Partido da trumpa
“Trump pode não ser o candidato do partido republicano que gostaríamos que existisse, mas é quem melhor encaixa naquilo em que o GOP se tornou: um partido da trumpa”
O discurso galvanizador que Ronald Reagan imprimiu à campanha de 1980 levou muitos democratas a apoiá-lo contra Jimmy Carter, o presidente em exercício. Com uma receita onde juntava menos impostos, limites ao governo federal e reforço da segurança nacional, Reagan apelou então aos cinco sentidos americanos: um porto de abrigo certo na Casa Branca, mais firmeza nas decisões, melhores equilíbrios constitucionais, recuperação económica e otimismo no futuro.
Esses eleitores democratas não se reviam na brandura de Carter em pleno pico da Guerra Fria (invasão soviética do Afeganistão e a crise dos reféns no Irão dos ayatolah), ilustrando também uma classe trabalhadora sensível a propostas menos flexíveis na imigração, e que ficaram conhecidos por Reagan democrats, espelhando o alargamento da plataforma que daria a vitória ao antigo governador da Califórnia com 489 votos no colégio eleitoral (Carter teve 49), recuperando a maioria republicana no Senado perdida desde 1952. Hoje, já se apelida de Clinton republicans aos que não se reveem em Trump, no caminho do GOP e estão dispostos a votar em Hillary. A questão que me parece interessante discutir não é se Clinton vai alcançar os números de Reagan (claramente utópico) ou mesmo se esses republicanos descontentes serão decisivos em estados como a Florida, Ohio, Pensilvânia e Carolina do Norte, mas antes perceber porque chegou o partido republicano a Trump.
É preciso dizer que tanto os democratas como os republicanos já sofreram transformações profundas na sua matriz política e foram obrigados a reinventarse várias vezes nas últimas décadas. Basta lembrar os anos 1960 e 1970 e toda a contracultura nas sociedades ocidentais, dos traumas doVietname às lutas pelos direitos civis e à emergência de uma resolução racial, e que, por exemplo, alimentaram as políticas públicas neoconservadoras antes de o seu discurso em política externa ter tido no senador democrata Henry Scoop Jackson o expoente de uma corrente que influenciaria as administrações Reagan, Clinton e Bush filho. Desde essa altura, ambos os partidos passaram pelo conservadorismo de Barry Goldwater, o liberalismo de George McGovern, os New Democrats de Bill Clinton, ou o estado de guerra de GeorgeW. Bush, respostas às mutações demográficas, étnicas e ideológicas dos Estados Unidos e do seu próprio enquadramento estratégico internacional. O que talvez seja novo no quadro partidário atual, sobretudo republicano, é a duração da irredutibilidade para assumir uma alteração de agenda política. É que se o GOP perder em novembro pode ficar 16 anos fora da Casa Branca, a mais longa travessia no deserto da sua história, logo após os vinte anos que separaram os presidentes Hoover e Eisenhower (1933-1953). Afinal, o que tem contribuído para tamanha cristalização identitária?
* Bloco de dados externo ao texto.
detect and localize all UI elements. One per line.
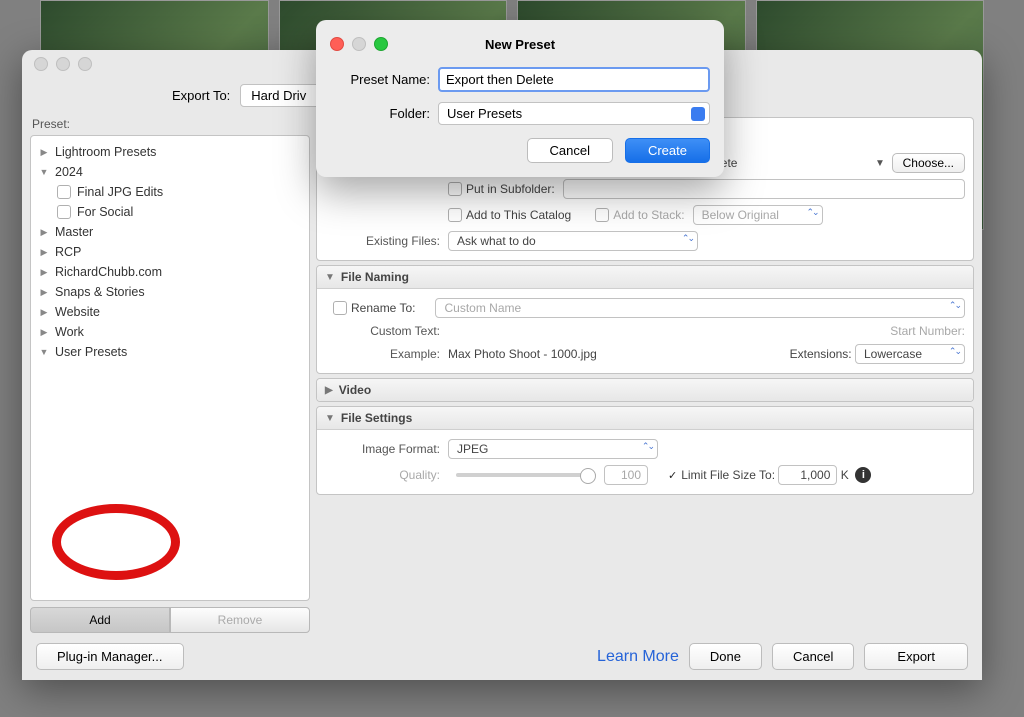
new-preset-dialog: New Preset Preset Name: Folder: User Pre… (316, 20, 724, 177)
subfolder-label: Put in Subfolder: (466, 182, 555, 196)
stack-label: Add to Stack: (613, 208, 684, 222)
start-number-label: Start Number: (890, 324, 965, 338)
cancel-button[interactable]: Cancel (772, 643, 854, 670)
example-label: Example: (325, 347, 448, 361)
tree-item-final-jpg[interactable]: Final JPG Edits (35, 182, 305, 202)
check-icon[interactable]: ✓ (668, 469, 677, 482)
tree-item-snaps[interactable]: ▶Snaps & Stories (35, 282, 305, 302)
checkbox-stack (595, 208, 609, 222)
preset-name-label: Preset Name: (330, 72, 438, 87)
done-button[interactable]: Done (689, 643, 762, 670)
minimize-icon[interactable] (56, 57, 70, 71)
create-button[interactable]: Create (625, 138, 710, 163)
example-value: Max Photo Shoot - 1000.jpg (448, 347, 790, 361)
chevron-right-icon: ▶ (39, 147, 49, 158)
checkbox-rename[interactable] (333, 301, 347, 315)
image-format-label: Image Format: (325, 442, 448, 456)
checkbox-subfolder[interactable] (448, 182, 462, 196)
tree-item-richardchubb[interactable]: ▶RichardChubb.com (35, 262, 305, 282)
chevron-down-icon[interactable]: ▼ (325, 413, 335, 424)
rename-template-select[interactable]: Custom Name (435, 298, 965, 318)
video-section[interactable]: ▶Video (316, 378, 974, 402)
chevron-right-icon[interactable]: ▶ (325, 385, 333, 396)
file-naming-section: ▼File Naming Rename To: Custom Name Cust… (316, 265, 974, 374)
chevron-right-icon: ▶ (39, 267, 49, 278)
extensions-select[interactable]: Lowercase (855, 344, 965, 364)
chevron-right-icon: ▶ (39, 307, 49, 318)
tree-item-website[interactable]: ▶Website (35, 302, 305, 322)
preset-tree[interactable]: ▶Lightroom Presets ▼2024 Final JPG Edits… (30, 135, 310, 601)
learn-more-link[interactable]: Learn More (597, 648, 679, 666)
image-format-select[interactable]: JPEG (448, 439, 658, 459)
chevron-down-icon[interactable]: ▼ (875, 158, 885, 169)
stack-select: Below Original (693, 205, 823, 225)
checkbox[interactable] (57, 185, 71, 199)
tree-item-user-presets[interactable]: ▼User Presets (35, 342, 305, 362)
subfolder-input[interactable] (563, 179, 965, 199)
existing-select[interactable]: Ask what to do (448, 231, 698, 251)
limit-unit: K (841, 468, 849, 482)
limit-label: Limit File Size To: (681, 468, 775, 482)
folder-select[interactable]: User Presets (438, 102, 710, 125)
cancel-button[interactable]: Cancel (527, 138, 613, 163)
zoom-icon[interactable] (78, 57, 92, 71)
plugin-manager-button[interactable]: Plug-in Manager... (36, 643, 184, 670)
tree-item-master[interactable]: ▶Master (35, 222, 305, 242)
remove-button[interactable]: Remove (170, 607, 310, 633)
quality-label: Quality: (325, 468, 448, 482)
chevron-down-icon: ▼ (39, 347, 49, 357)
quality-input[interactable]: 100 (604, 465, 648, 485)
export-to-label: Export To: (172, 88, 230, 103)
chevron-right-icon: ▶ (39, 287, 49, 298)
chevron-down-icon[interactable]: ▼ (325, 272, 335, 283)
custom-text-label: Custom Text: (325, 324, 448, 338)
chevron-down-icon: ▼ (39, 167, 49, 177)
tree-item-rcp[interactable]: ▶RCP (35, 242, 305, 262)
catalog-label: Add to This Catalog (466, 208, 571, 222)
add-button[interactable]: Add (30, 607, 170, 633)
tree-item-2024[interactable]: ▼2024 (35, 162, 305, 182)
preset-heading: Preset: (30, 117, 310, 135)
choose-button[interactable]: Choose... (892, 153, 965, 173)
chevron-right-icon: ▶ (39, 227, 49, 238)
file-settings-section: ▼File Settings Image Format: JPEG Qualit… (316, 406, 974, 495)
minimize-icon (352, 37, 366, 51)
checkbox-catalog[interactable] (448, 208, 462, 222)
quality-slider[interactable] (456, 473, 596, 477)
chevron-right-icon: ▶ (39, 247, 49, 258)
dialog-title: New Preset (485, 37, 555, 52)
existing-label: Existing Files: (325, 234, 448, 248)
preset-name-input[interactable] (438, 67, 710, 92)
tree-item-work[interactable]: ▶Work (35, 322, 305, 342)
checkbox[interactable] (57, 205, 71, 219)
chevron-right-icon: ▶ (39, 327, 49, 338)
tree-item-for-social[interactable]: For Social (35, 202, 305, 222)
limit-input[interactable]: 1,000 (778, 465, 837, 485)
zoom-icon[interactable] (374, 37, 388, 51)
info-icon[interactable]: i (855, 467, 871, 483)
tree-item-lightroom-presets[interactable]: ▶Lightroom Presets (35, 142, 305, 162)
rename-label: Rename To: (351, 301, 415, 315)
extensions-label: Extensions: (790, 347, 852, 361)
folder-label: Folder: (330, 106, 438, 121)
close-icon[interactable] (330, 37, 344, 51)
close-icon[interactable] (34, 57, 48, 71)
export-button[interactable]: Export (864, 643, 968, 670)
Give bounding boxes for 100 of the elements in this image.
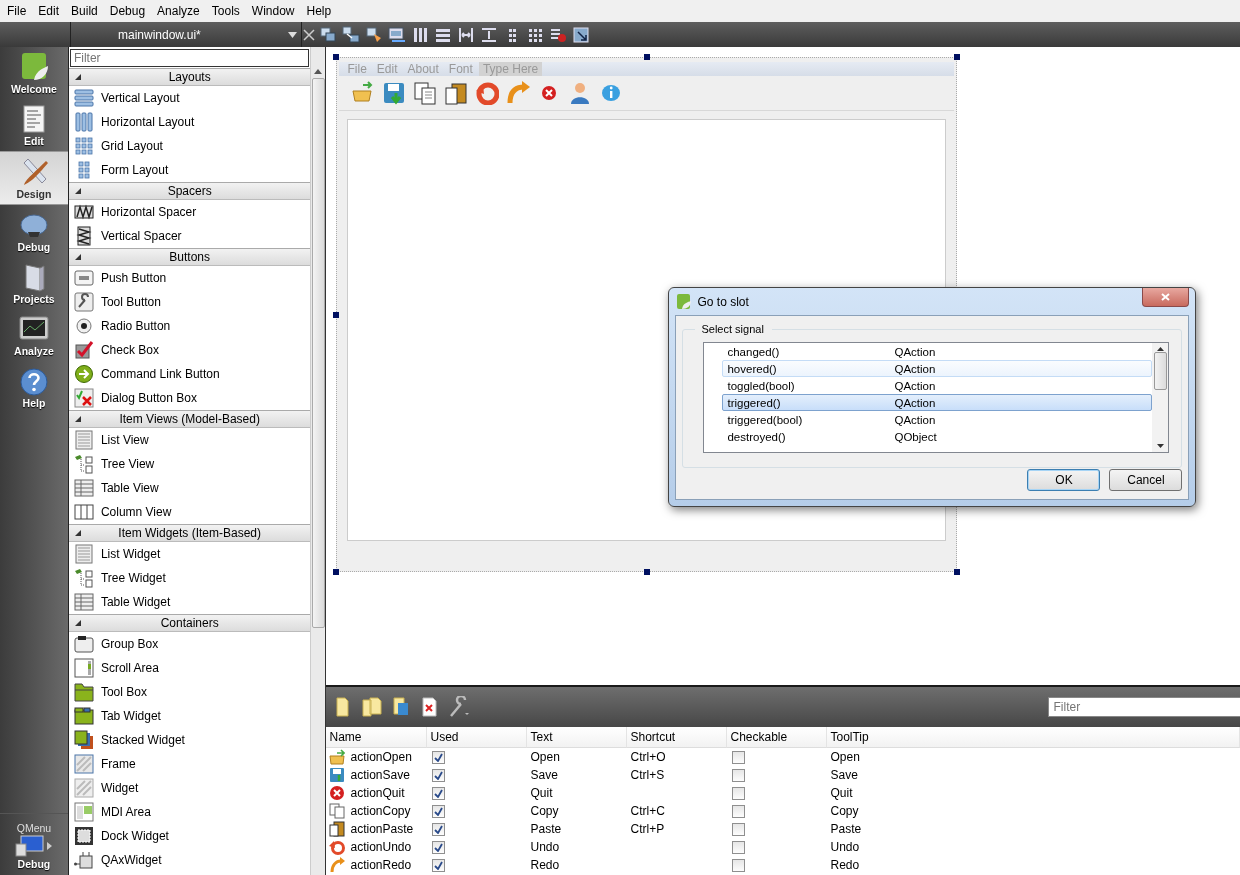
widget-item[interactable]: List View bbox=[68, 428, 311, 452]
column-header[interactable]: ToolTip bbox=[827, 727, 1240, 748]
checkbox[interactable] bbox=[732, 750, 746, 764]
column-header[interactable]: Name bbox=[326, 727, 428, 748]
checkbox[interactable] bbox=[432, 840, 446, 854]
widget-item[interactable]: Tool Box bbox=[68, 680, 311, 704]
widget-item[interactable]: Tree Widget bbox=[68, 566, 311, 590]
curved-arrow-left-icon[interactable] bbox=[475, 81, 500, 105]
widget-item[interactable]: Dialog Button Box bbox=[68, 386, 311, 410]
menu-item[interactable]: Edit bbox=[32, 4, 66, 18]
checkbox[interactable] bbox=[732, 840, 746, 854]
menu-item[interactable]: Tools bbox=[205, 4, 246, 18]
filter-field[interactable]: Filter bbox=[69, 49, 310, 67]
signal-row[interactable]: triggered() QAction bbox=[722, 394, 1153, 411]
mode-tab[interactable]: Welcome bbox=[0, 47, 68, 99]
numbered-window-icon[interactable] bbox=[388, 25, 406, 44]
category-header[interactable]: Item Views (Model-Based) bbox=[68, 410, 311, 428]
mode-tab[interactable]: Projects bbox=[0, 257, 68, 309]
widget-item[interactable]: Dock Widget bbox=[68, 824, 311, 848]
resize-handle[interactable] bbox=[643, 569, 650, 575]
signal-row[interactable]: hovered() QAction bbox=[722, 360, 1153, 377]
split-horizontal-icon[interactable] bbox=[457, 25, 475, 44]
up-arrow-icon[interactable] bbox=[1156, 347, 1164, 351]
resize-handle[interactable] bbox=[333, 569, 340, 575]
mode-tab[interactable]: Help bbox=[0, 361, 68, 413]
widget-item[interactable]: Tool Button bbox=[68, 290, 311, 314]
overlap-squares-icon[interactable] bbox=[319, 25, 337, 44]
widget-item[interactable]: Scroll Area bbox=[68, 656, 311, 680]
resize-handle[interactable] bbox=[954, 54, 961, 60]
widget-item[interactable]: Command Link Button bbox=[68, 362, 311, 386]
scroll-thumb[interactable] bbox=[1153, 351, 1167, 390]
checkbox[interactable] bbox=[732, 768, 746, 782]
signal-list[interactable]: changed() QAction hovered() QAction toggled(bool) QAction triggered() QAction triggered(bool) QAction destroyed() QObject bbox=[703, 342, 1170, 453]
widget-item[interactable]: Horizontal Layout bbox=[68, 110, 311, 134]
widget-item[interactable]: List Widget bbox=[68, 542, 311, 566]
widget-item[interactable]: Widget bbox=[68, 776, 311, 800]
category-header[interactable]: Spacers bbox=[68, 182, 311, 200]
copy-pages-icon[interactable] bbox=[413, 81, 438, 105]
mode-tab[interactable]: Edit bbox=[0, 99, 68, 151]
checkbox[interactable] bbox=[732, 858, 746, 872]
pages-icon[interactable] bbox=[361, 696, 384, 718]
widget-item[interactable]: Tree View bbox=[68, 452, 311, 476]
menu-item[interactable]: Build bbox=[65, 4, 104, 18]
widget-item[interactable]: Radio Button bbox=[68, 314, 311, 338]
column-header[interactable]: Text bbox=[527, 727, 628, 748]
wrench-icon[interactable] bbox=[448, 696, 471, 718]
resize-handle[interactable] bbox=[643, 54, 650, 60]
widget-item[interactable]: MDI Area bbox=[68, 800, 311, 824]
widget-item[interactable]: Check Box bbox=[68, 338, 311, 362]
menu-item[interactable]: Window bbox=[245, 4, 301, 18]
up-arrow-icon[interactable] bbox=[314, 69, 323, 74]
resize-handle[interactable] bbox=[954, 569, 961, 575]
tag-icon[interactable] bbox=[365, 25, 383, 44]
checkbox[interactable] bbox=[432, 822, 446, 836]
down-arrow-icon[interactable] bbox=[1156, 444, 1164, 448]
widget-item[interactable]: Tab Widget bbox=[68, 704, 311, 728]
widget-item[interactable]: Grid Layout bbox=[68, 134, 311, 158]
menu-item[interactable]: Help bbox=[300, 4, 338, 18]
scroll-thumb[interactable] bbox=[311, 78, 325, 628]
dialog-button[interactable]: Cancel bbox=[1109, 469, 1183, 491]
widget-item[interactable]: Group Box bbox=[68, 632, 311, 656]
resize-handle[interactable] bbox=[333, 54, 340, 60]
checkbox[interactable] bbox=[432, 858, 446, 872]
floppy-icon[interactable] bbox=[382, 81, 407, 105]
menu-item[interactable]: Analyze bbox=[151, 4, 206, 18]
scrollbar[interactable] bbox=[310, 47, 326, 875]
widget-item[interactable]: Push Button bbox=[68, 266, 311, 290]
checkbox[interactable] bbox=[432, 786, 446, 800]
close-button[interactable] bbox=[1142, 288, 1190, 307]
category-header[interactable]: Layouts bbox=[68, 68, 311, 86]
widget-item[interactable]: Stacked Widget bbox=[68, 728, 311, 752]
filter-field[interactable]: Filter bbox=[1048, 697, 1240, 717]
column-header[interactable]: Checkable bbox=[727, 727, 828, 748]
mode-tab[interactable]: Analyze bbox=[0, 309, 68, 361]
arrow-squares-icon[interactable] bbox=[342, 25, 360, 44]
checkbox[interactable] bbox=[732, 804, 746, 818]
checkbox[interactable] bbox=[732, 786, 746, 800]
category-header[interactable]: Item Widgets (Item-Based) bbox=[68, 524, 311, 542]
checkbox[interactable] bbox=[432, 750, 446, 764]
computer-icon[interactable] bbox=[15, 834, 46, 858]
resize-handle[interactable] bbox=[333, 311, 340, 318]
category-header[interactable]: Buttons bbox=[68, 248, 311, 266]
checkbox[interactable] bbox=[432, 804, 446, 818]
widget-item[interactable]: Table Widget bbox=[68, 590, 311, 614]
widget-item[interactable]: Horizontal Spacer bbox=[68, 200, 311, 224]
category-header[interactable]: Containers bbox=[68, 614, 311, 632]
widget-item[interactable]: QAxWidget bbox=[68, 848, 311, 872]
column-header[interactable]: Used bbox=[427, 727, 528, 748]
widget-item[interactable]: Table View bbox=[68, 476, 311, 500]
widget-item[interactable]: Vertical Spacer bbox=[68, 224, 311, 248]
close-icon[interactable] bbox=[302, 27, 316, 42]
resize-icon[interactable] bbox=[572, 25, 590, 44]
clipboard-icon[interactable] bbox=[444, 81, 469, 105]
scrollbar[interactable] bbox=[1152, 343, 1169, 452]
split-vertical-icon[interactable] bbox=[480, 25, 498, 44]
mode-tab[interactable]: Debug bbox=[0, 205, 68, 257]
checkbox[interactable] bbox=[732, 822, 746, 836]
menu-item[interactable]: File bbox=[1, 4, 33, 18]
widget-item[interactable]: Vertical Layout bbox=[68, 86, 311, 110]
column-header[interactable]: Shortcut bbox=[627, 727, 728, 748]
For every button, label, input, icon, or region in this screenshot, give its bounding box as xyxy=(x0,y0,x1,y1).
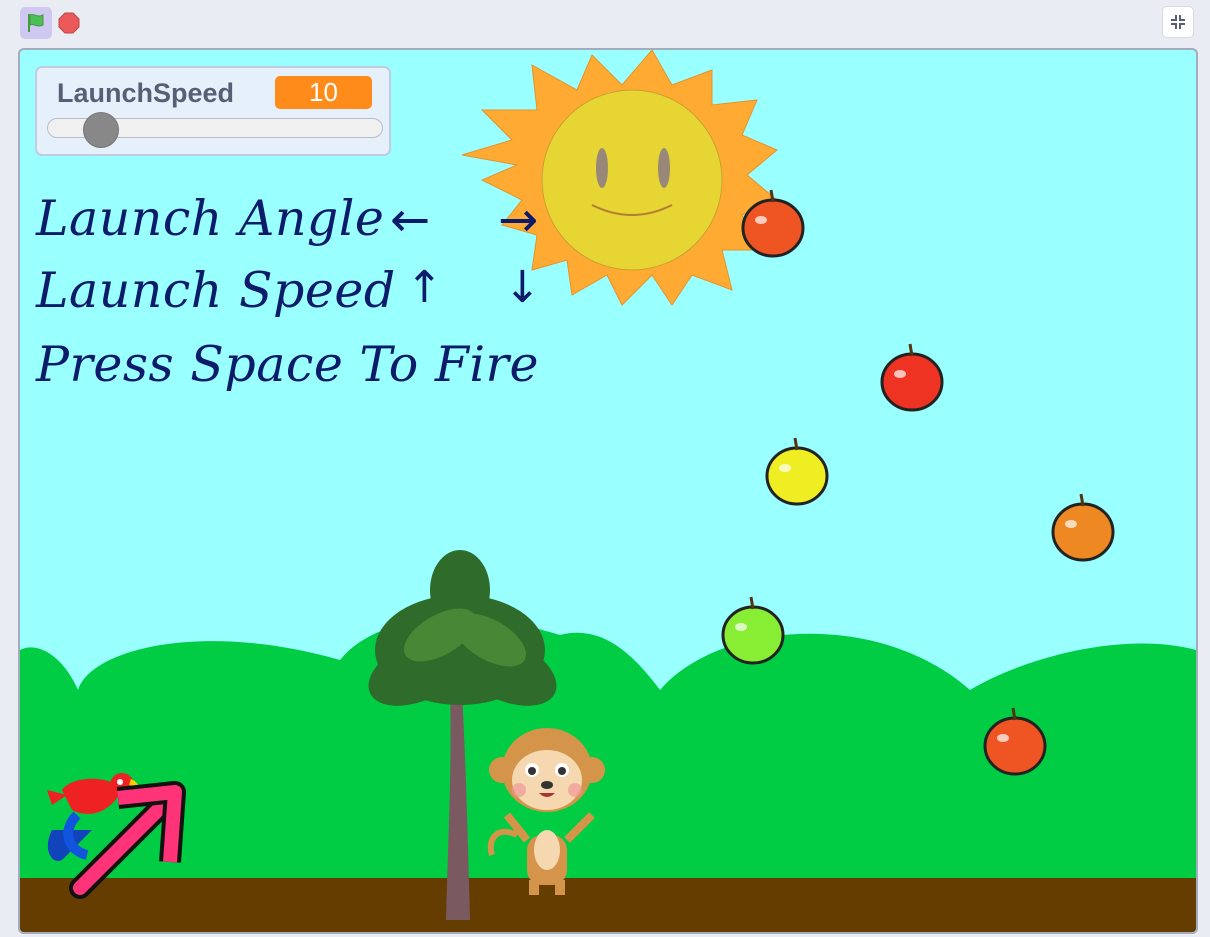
monitor-value: 10 xyxy=(275,76,372,109)
stage-header xyxy=(0,0,1210,46)
instruction-launch-angle: Launch Angle xyxy=(36,190,385,247)
instruction-launch-speed: Launch Speed xyxy=(36,262,396,319)
launch-speed-monitor: LaunchSpeed 10 xyxy=(35,66,391,156)
left-arrow-key-hint: ← xyxy=(390,192,431,248)
stop-sign-icon xyxy=(58,12,80,34)
apple-orange xyxy=(1051,493,1115,562)
stop-button[interactable] xyxy=(57,11,81,35)
slider-knob[interactable] xyxy=(83,112,120,148)
monitor-label: LaunchSpeed xyxy=(57,78,235,108)
green-flag-button[interactable] xyxy=(20,7,52,39)
apple-green xyxy=(721,596,785,665)
ground xyxy=(20,878,1196,932)
exit-fullscreen-button[interactable] xyxy=(1162,6,1194,38)
instruction-press-space: Press Space To Fire xyxy=(36,336,539,393)
stage-backdrop xyxy=(20,50,1196,932)
right-arrow-key-hint: → xyxy=(498,192,539,248)
green-flag-icon xyxy=(28,14,44,32)
apple-red xyxy=(880,343,944,412)
apple-yellow xyxy=(765,437,829,506)
down-arrow-key-hint: ↓ xyxy=(504,262,541,313)
up-arrow-key-hint: ↑ xyxy=(406,262,443,313)
exit-fullscreen-icon xyxy=(1171,15,1185,29)
stage[interactable]: LaunchSpeed 10 Launch Angle ← → Launch S… xyxy=(18,48,1198,934)
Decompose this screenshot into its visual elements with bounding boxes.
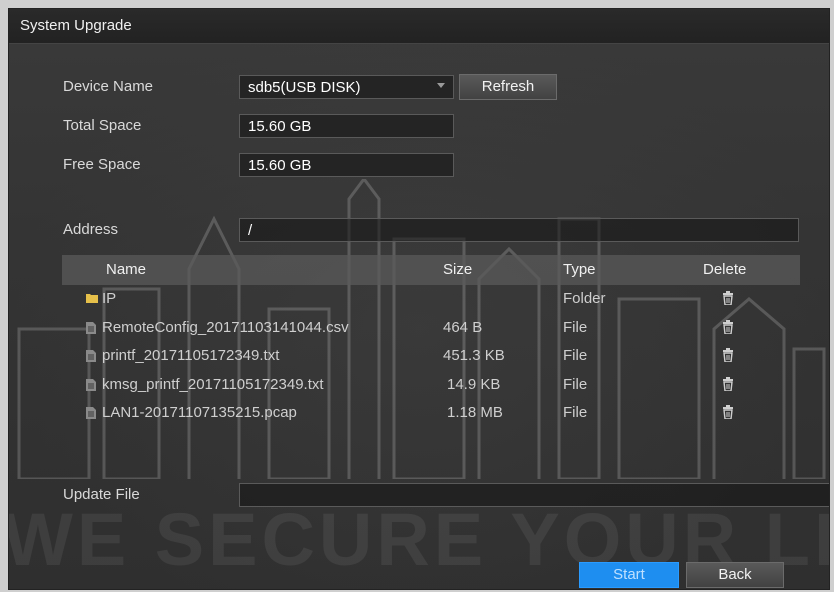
total-space-label: Total Space — [63, 117, 142, 134]
file-type: File — [563, 376, 588, 393]
screen-frame: WE SECURE YOUR LIFE System Upgrade Devic… — [0, 0, 834, 592]
trash-icon[interactable] — [722, 291, 734, 305]
address-label: Address — [63, 221, 119, 238]
file-table: Name Size Type Delete IP Folder RemoteCo… — [62, 255, 800, 440]
trash-icon[interactable] — [722, 320, 734, 334]
free-space-label: Free Space — [63, 156, 141, 173]
start-button[interactable]: Start — [579, 562, 679, 588]
file-name: LAN1-20171107135215.pcap — [102, 404, 297, 421]
file-icon — [86, 350, 96, 362]
file-name: kmsg_printf_20171105172349.txt — [102, 376, 324, 393]
file-name: RemoteConfig_20171103141044.csv — [102, 319, 349, 336]
dialog-title: System Upgrade — [20, 17, 132, 34]
device-name-select[interactable]: sdb5(USB DISK) — [239, 75, 454, 99]
trash-icon[interactable] — [722, 348, 734, 362]
address-input[interactable]: / — [239, 218, 799, 242]
total-space-value: 15.60 GB — [248, 118, 312, 135]
table-row[interactable]: IP Folder — [62, 285, 800, 313]
column-type-header: Type — [563, 261, 596, 278]
table-row[interactable]: kmsg_printf_20171105172349.txt 14.9 KB F… — [62, 371, 800, 399]
chevron-down-icon — [437, 83, 445, 88]
file-size: 464 B — [443, 319, 483, 336]
file-icon — [86, 379, 96, 391]
device-name-label: Device Name — [63, 78, 154, 95]
folder-icon — [86, 294, 98, 303]
table-row[interactable]: LAN1-20171107135215.pcap 1.18 MB File — [62, 399, 800, 427]
table-header: Name Size Type Delete — [62, 255, 800, 285]
column-size-header: Size — [443, 261, 473, 278]
file-name: IP — [102, 290, 117, 307]
trash-icon[interactable] — [722, 405, 734, 419]
file-type: File — [563, 319, 588, 336]
free-space-field: 15.60 GB — [239, 153, 454, 177]
file-icon — [86, 322, 96, 334]
total-space-field: 15.60 GB — [239, 114, 454, 138]
refresh-button[interactable]: Refresh — [459, 74, 557, 100]
column-name-header: Name — [106, 261, 147, 278]
back-button[interactable]: Back — [686, 562, 784, 588]
update-file-label: Update File — [63, 486, 140, 503]
update-file-input[interactable] — [239, 483, 829, 507]
file-name: printf_20171105172349.txt — [102, 347, 280, 364]
free-space-value: 15.60 GB — [248, 157, 312, 174]
table-row[interactable]: printf_20171105172349.txt 451.3 KB File — [62, 342, 800, 370]
device-name-value: sdb5(USB DISK) — [248, 79, 361, 96]
file-size: 1.18 MB — [447, 404, 503, 421]
file-type: File — [563, 404, 588, 421]
file-size: 451.3 KB — [443, 347, 505, 364]
trash-icon[interactable] — [722, 377, 734, 391]
title-bar: System Upgrade — [9, 9, 829, 44]
table-row[interactable]: RemoteConfig_20171103141044.csv 464 B Fi… — [62, 314, 800, 342]
address-value: / — [248, 222, 253, 239]
file-type: Folder — [563, 290, 606, 307]
file-icon — [86, 407, 96, 419]
file-size: 14.9 KB — [447, 376, 501, 393]
system-upgrade-dialog: WE SECURE YOUR LIFE System Upgrade Devic… — [8, 8, 830, 590]
file-type: File — [563, 347, 588, 364]
column-delete-header: Delete — [703, 261, 747, 278]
Desde logo, a incapacidade em acompanhar a evolução demográfica americana e de construir uma agenda que vá ao seu encontro sem cair no radicalismo e no medo do eleitor branco. Além disto, foi gradualmente aceite que a excessiva polarização do debate político garantia vitórias para o Congresso, onde os republicanos têm hoje maioria nas duas câmaras, raciocínio que, na ausência de um republicano na Casa Branca, era o melhor para bloquear legislação e prosseguir radicalizando. Este “programa” assentava em três ideias-chave: assumir o discurso antissistémico do Tea Party como narrativa do partido no Congresso; ser um fator de bloqueio institucional e legislativo permanente a uma agenda progressista; e incitar ao ódio contra democratas (Obama à cabeça) e apoiantes numa lógica de capitalização do aprofundamento das fraturas sociais em plena recessão económica e retração da administração na política internacional (terrorismo, acordos comerciais, intervenções militares).
No fundo, a leitura que os vencedores desta estratégia republicana fizeram foi esta: quando Obama chegou os democratas tinham o controlo da Câmara dos Representantes e do Senado, quando sai é o GOP quem tem as duas maiorias. O que falta? Isso, eleger um presidente que reflita o sucesso deste programa de contínua radicalização discursiva, tensão institucional, ódio ao adversário, afeto por teorias da conspiração, insurgência constitucional, rejeição do compromisso, simplismo manipulatório da mensagem, negação da ciência e irredutibilidade com a mudança social. Trump pode não ser o candidato do partido republicano que gostaríamos que existisse, mas é quem melhor encaixa naquilo em que o GOP se tornou: um partido da trumpa.